Noncompetes are contracts, and any analysis of a noncompete starts with the language in the noncompete. Once a dispute arises, companies often learn that the language in their noncompete agreements fails to impose the obligations that they had intended. If a company then tries to enforce the agreement that it intended, rather than the agreement that was drafted and signed, courts are unsympathetic.
A recent federal court case in Colorado decided by Magistrate Wang, Continental Credit Corporation v. Garcia, demonstrates the risks to a company when it fails to use exact language to define the obligation owed by an employee under a noncompete.
Continental Credit, National Credit Care and Home Loans Assist Corporation were related companies that shared the same owners, officers, management and employees. All three companies were located in the same office on West 121st Avenue in Westminster, Colorado and provided credit repair services. The three companies operated separately to take advantage of different marketing and pricing opportunities. Any new employee was required to sign a noncompete agreement with National Credit Care. After the employee was hired, he or she was assigned to one of the three companies. Sometimes, employees were transferred from one company to another depending on the work available for the companies.
Mr. Garcia signed a noncompete agreement when he was hired in October 2014 and that agreement, like the other employee agreements, was with National Credit Care. As soon as Mr. Garcia was hired however, he began working for Continental Credit. Mr. Garcia continued to work for Continental Credit until he quit and joined a competitive company.
Continental Credit filed a lawsuit against Mr. Garcia and sought to enforce the noncompete that Mr. Garcia had signed with Continental Credit’s affiliated company, National Credit. Garcia argued, however, that he had never entered into a noncompete with Continental Credit and that the one year clock on his noncompete with National Credit Care had expired because his employment with National Credit had terminated on his first day of employment when he was directed to work for Continental Credit.
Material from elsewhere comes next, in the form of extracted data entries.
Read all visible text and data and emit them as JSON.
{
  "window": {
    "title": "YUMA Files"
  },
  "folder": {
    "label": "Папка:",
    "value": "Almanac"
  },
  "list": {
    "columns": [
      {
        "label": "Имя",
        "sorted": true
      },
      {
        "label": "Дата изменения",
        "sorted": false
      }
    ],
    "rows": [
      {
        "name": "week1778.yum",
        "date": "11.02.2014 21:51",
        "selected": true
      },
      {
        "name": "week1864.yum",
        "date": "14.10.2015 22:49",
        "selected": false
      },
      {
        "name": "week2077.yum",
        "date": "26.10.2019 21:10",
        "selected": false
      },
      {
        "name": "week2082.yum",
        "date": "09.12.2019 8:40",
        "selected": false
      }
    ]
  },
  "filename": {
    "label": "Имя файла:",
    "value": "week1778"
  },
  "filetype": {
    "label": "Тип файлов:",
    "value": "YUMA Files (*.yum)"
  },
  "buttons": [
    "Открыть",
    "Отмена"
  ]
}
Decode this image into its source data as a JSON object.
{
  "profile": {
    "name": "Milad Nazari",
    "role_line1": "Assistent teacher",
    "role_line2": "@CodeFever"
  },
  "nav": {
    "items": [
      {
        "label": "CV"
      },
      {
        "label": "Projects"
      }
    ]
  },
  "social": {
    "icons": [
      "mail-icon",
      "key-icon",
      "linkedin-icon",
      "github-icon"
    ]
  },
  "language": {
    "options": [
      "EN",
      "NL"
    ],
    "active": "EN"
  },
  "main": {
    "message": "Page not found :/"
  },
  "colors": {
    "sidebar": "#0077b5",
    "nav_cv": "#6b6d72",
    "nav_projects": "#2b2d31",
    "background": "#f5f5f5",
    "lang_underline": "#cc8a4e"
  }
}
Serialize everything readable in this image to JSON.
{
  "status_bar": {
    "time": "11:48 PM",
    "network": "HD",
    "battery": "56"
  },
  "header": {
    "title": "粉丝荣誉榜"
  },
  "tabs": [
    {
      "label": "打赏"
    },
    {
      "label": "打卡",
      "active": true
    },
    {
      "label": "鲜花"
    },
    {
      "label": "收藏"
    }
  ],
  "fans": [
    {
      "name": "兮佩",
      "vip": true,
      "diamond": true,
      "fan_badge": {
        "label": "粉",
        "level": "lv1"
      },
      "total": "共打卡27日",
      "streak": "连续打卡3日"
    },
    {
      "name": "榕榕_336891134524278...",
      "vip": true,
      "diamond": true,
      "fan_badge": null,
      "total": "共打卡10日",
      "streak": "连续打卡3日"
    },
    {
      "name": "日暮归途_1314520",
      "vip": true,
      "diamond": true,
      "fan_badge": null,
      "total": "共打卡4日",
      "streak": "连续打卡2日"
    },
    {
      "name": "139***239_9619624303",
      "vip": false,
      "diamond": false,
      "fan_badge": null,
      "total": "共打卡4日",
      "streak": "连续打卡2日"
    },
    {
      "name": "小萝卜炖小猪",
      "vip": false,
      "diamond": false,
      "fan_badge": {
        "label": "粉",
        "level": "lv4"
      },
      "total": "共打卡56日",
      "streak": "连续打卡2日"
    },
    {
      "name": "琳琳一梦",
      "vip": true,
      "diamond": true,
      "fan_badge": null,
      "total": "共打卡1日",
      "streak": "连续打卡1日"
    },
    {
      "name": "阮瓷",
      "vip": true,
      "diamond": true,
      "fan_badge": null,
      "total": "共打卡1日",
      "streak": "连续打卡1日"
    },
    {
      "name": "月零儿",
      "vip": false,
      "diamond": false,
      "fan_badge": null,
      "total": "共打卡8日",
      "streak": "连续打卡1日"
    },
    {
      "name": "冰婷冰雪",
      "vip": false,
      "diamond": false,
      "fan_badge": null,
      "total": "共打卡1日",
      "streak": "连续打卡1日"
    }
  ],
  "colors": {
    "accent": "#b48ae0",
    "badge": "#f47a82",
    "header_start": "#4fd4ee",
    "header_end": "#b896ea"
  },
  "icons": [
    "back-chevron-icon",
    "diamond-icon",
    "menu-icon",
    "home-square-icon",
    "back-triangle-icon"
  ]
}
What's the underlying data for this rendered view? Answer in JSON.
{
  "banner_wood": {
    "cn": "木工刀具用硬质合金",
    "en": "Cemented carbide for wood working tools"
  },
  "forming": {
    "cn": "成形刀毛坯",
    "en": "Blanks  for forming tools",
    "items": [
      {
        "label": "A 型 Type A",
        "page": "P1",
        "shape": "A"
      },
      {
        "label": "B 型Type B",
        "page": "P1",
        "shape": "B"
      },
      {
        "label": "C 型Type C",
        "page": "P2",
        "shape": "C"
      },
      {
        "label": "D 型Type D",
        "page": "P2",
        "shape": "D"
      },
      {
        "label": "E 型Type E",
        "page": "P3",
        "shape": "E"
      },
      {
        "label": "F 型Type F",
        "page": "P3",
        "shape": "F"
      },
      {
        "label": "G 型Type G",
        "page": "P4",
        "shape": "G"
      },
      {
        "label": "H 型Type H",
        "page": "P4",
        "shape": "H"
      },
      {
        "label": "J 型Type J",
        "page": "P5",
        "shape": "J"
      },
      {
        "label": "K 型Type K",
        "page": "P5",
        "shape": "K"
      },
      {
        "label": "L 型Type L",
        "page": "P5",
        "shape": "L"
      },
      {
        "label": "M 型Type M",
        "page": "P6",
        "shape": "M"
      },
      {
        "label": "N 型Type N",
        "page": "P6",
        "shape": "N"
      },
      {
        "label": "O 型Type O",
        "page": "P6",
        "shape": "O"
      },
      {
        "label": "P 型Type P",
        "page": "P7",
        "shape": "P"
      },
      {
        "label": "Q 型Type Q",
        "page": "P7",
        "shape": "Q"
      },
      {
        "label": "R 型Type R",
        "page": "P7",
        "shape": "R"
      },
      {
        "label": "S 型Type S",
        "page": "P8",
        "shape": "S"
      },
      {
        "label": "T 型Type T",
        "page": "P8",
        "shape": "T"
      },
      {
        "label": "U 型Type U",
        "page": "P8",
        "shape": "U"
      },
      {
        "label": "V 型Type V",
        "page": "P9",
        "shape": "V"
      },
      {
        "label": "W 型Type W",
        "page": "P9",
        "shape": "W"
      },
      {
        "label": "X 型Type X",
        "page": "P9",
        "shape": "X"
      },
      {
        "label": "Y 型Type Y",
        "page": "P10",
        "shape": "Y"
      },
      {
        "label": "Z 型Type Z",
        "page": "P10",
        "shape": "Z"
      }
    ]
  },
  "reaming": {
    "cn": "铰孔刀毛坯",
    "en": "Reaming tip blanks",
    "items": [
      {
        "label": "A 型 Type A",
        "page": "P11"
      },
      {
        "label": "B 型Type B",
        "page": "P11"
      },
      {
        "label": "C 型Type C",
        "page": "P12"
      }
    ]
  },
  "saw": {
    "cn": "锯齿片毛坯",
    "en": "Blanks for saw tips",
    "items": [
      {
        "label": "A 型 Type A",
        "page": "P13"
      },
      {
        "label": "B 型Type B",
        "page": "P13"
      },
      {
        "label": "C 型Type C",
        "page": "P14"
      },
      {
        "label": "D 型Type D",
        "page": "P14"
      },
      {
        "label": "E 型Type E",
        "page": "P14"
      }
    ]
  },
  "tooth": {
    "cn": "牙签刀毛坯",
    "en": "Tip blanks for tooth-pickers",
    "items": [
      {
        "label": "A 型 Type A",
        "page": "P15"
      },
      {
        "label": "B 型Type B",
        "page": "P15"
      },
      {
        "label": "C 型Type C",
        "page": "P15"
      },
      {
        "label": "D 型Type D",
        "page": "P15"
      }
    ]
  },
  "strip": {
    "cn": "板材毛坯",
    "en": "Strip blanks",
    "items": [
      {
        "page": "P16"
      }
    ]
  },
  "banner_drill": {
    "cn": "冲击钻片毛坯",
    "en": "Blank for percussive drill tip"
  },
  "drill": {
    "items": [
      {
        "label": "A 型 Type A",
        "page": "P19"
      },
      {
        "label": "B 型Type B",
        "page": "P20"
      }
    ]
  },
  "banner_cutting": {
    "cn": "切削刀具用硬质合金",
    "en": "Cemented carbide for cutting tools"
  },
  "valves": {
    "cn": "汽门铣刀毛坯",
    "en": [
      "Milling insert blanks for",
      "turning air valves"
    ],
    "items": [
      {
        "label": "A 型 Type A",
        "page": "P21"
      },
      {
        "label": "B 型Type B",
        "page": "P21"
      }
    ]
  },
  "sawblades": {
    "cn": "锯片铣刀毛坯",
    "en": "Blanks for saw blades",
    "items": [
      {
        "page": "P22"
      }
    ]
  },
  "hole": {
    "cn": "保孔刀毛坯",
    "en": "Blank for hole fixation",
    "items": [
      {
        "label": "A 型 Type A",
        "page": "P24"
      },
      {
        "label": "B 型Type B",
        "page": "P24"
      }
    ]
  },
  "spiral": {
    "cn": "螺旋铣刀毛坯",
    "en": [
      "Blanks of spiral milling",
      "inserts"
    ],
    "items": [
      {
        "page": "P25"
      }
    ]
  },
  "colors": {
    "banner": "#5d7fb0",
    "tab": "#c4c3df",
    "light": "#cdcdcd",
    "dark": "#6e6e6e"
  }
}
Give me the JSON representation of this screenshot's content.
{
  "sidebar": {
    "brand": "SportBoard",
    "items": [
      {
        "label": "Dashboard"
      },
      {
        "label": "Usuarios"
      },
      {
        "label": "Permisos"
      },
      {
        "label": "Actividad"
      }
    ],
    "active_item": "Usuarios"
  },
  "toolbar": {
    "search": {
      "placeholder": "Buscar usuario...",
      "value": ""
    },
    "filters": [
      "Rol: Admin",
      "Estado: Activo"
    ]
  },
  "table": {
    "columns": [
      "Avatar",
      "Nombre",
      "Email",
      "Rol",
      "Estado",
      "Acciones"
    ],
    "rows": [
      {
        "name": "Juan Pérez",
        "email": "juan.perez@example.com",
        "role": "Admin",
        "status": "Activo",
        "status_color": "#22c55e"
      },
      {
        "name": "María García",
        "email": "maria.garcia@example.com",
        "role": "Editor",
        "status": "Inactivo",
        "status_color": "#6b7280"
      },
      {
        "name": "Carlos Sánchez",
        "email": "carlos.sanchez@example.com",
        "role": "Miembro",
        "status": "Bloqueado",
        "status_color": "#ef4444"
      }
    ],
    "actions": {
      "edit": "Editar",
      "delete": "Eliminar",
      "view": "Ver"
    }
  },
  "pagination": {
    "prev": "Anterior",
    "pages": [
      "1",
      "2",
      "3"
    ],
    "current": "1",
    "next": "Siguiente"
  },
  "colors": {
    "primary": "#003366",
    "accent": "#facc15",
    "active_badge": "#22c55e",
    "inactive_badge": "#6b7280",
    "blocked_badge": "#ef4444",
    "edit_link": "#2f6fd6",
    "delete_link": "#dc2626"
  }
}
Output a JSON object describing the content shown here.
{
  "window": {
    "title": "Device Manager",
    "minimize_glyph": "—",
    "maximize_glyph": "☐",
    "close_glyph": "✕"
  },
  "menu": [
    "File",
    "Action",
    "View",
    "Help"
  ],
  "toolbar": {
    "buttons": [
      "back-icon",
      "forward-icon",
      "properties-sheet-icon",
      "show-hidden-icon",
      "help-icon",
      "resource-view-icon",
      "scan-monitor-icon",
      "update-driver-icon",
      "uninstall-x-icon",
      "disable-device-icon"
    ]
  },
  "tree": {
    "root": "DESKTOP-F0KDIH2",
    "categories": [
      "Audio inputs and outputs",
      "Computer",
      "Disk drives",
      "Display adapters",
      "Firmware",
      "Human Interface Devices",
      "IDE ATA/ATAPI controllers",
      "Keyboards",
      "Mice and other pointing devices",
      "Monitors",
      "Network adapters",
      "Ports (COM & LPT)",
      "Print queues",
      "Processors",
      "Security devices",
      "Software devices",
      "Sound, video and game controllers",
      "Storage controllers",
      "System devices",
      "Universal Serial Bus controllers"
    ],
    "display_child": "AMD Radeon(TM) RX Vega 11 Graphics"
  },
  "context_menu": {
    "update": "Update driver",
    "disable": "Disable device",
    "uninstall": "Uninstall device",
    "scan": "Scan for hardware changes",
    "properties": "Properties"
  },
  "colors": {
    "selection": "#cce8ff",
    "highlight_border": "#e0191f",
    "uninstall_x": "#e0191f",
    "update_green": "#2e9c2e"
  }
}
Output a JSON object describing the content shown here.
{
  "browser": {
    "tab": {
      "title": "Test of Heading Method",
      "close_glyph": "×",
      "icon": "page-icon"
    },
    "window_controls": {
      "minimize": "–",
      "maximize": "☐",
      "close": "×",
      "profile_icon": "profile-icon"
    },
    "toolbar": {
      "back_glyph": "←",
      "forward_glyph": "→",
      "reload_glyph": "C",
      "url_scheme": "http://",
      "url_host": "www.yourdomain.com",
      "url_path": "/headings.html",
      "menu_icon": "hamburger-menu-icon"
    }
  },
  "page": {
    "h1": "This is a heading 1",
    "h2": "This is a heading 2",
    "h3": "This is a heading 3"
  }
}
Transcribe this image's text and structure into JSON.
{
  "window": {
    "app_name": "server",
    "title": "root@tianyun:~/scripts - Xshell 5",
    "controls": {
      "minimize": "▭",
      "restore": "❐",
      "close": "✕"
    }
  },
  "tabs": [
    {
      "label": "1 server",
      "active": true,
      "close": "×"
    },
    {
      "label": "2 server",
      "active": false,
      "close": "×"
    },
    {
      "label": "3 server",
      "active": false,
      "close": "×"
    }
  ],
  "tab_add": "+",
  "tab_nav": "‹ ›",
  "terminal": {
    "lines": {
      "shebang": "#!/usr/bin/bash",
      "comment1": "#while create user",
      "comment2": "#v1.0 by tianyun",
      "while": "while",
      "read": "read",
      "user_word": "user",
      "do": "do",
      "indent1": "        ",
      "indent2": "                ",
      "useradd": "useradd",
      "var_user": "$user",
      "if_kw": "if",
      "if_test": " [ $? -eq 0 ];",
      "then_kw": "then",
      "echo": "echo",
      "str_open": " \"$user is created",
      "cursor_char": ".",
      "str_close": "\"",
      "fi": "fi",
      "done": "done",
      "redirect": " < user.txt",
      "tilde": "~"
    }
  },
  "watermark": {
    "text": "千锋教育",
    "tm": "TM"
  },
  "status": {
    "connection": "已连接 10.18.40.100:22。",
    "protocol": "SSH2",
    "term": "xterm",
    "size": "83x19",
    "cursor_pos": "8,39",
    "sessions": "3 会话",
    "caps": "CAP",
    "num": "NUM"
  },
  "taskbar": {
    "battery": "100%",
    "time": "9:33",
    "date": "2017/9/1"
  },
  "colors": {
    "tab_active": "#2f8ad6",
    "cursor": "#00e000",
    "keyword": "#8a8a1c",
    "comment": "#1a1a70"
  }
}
Continental Credit argued that Mr. Garcia’s literal construction of his noncompete should be rejected because it would lead to the “absurd result” that Mr. Garcia’s employment was terminated on his first day of employment when he was directed to work for an affiliated company. In effect, Continental Credit argued that Mr. Garcia’s noncompete really didn’t mean what it said. That is, that the contract should be construed to state that Mr. Garcia was barred from competing with not only National Credit, but also Continental Credit.
Magistrate Wang rejected these arguments and granted Mr. Garcia’s motion to dismiss. She reasoned that it is “axiomatic” that unambiguous contracts must be enforced according to the plain and ordinary meaning of their terms. More tellingly, Magistrate Wang said this axiom was “particularly true” when enforcing covenants not to compete. Accordingly, Magistrate Wang declined to consider the extraneous evidence submitted by Continental Credit, including an affidavit submitted to show that the parties’ intended that Mr. Garcia would be bound by a noncompete owed not only to National Credit but also to its affiliated companies.
Even though Magistrate Wang does state why the axiom is “particularly true” under the circumstances, it’s apparent that she was suggesting that National Credit and Continental Credit were stuck with the language that they had elected to use in the noncompete agreement. Because noncompetes are disfavored in Colorado, there was no reason for Magistrate Wang to find an ambiguity in the agreement and alter the agreement in a manner that would allow for its enforcement.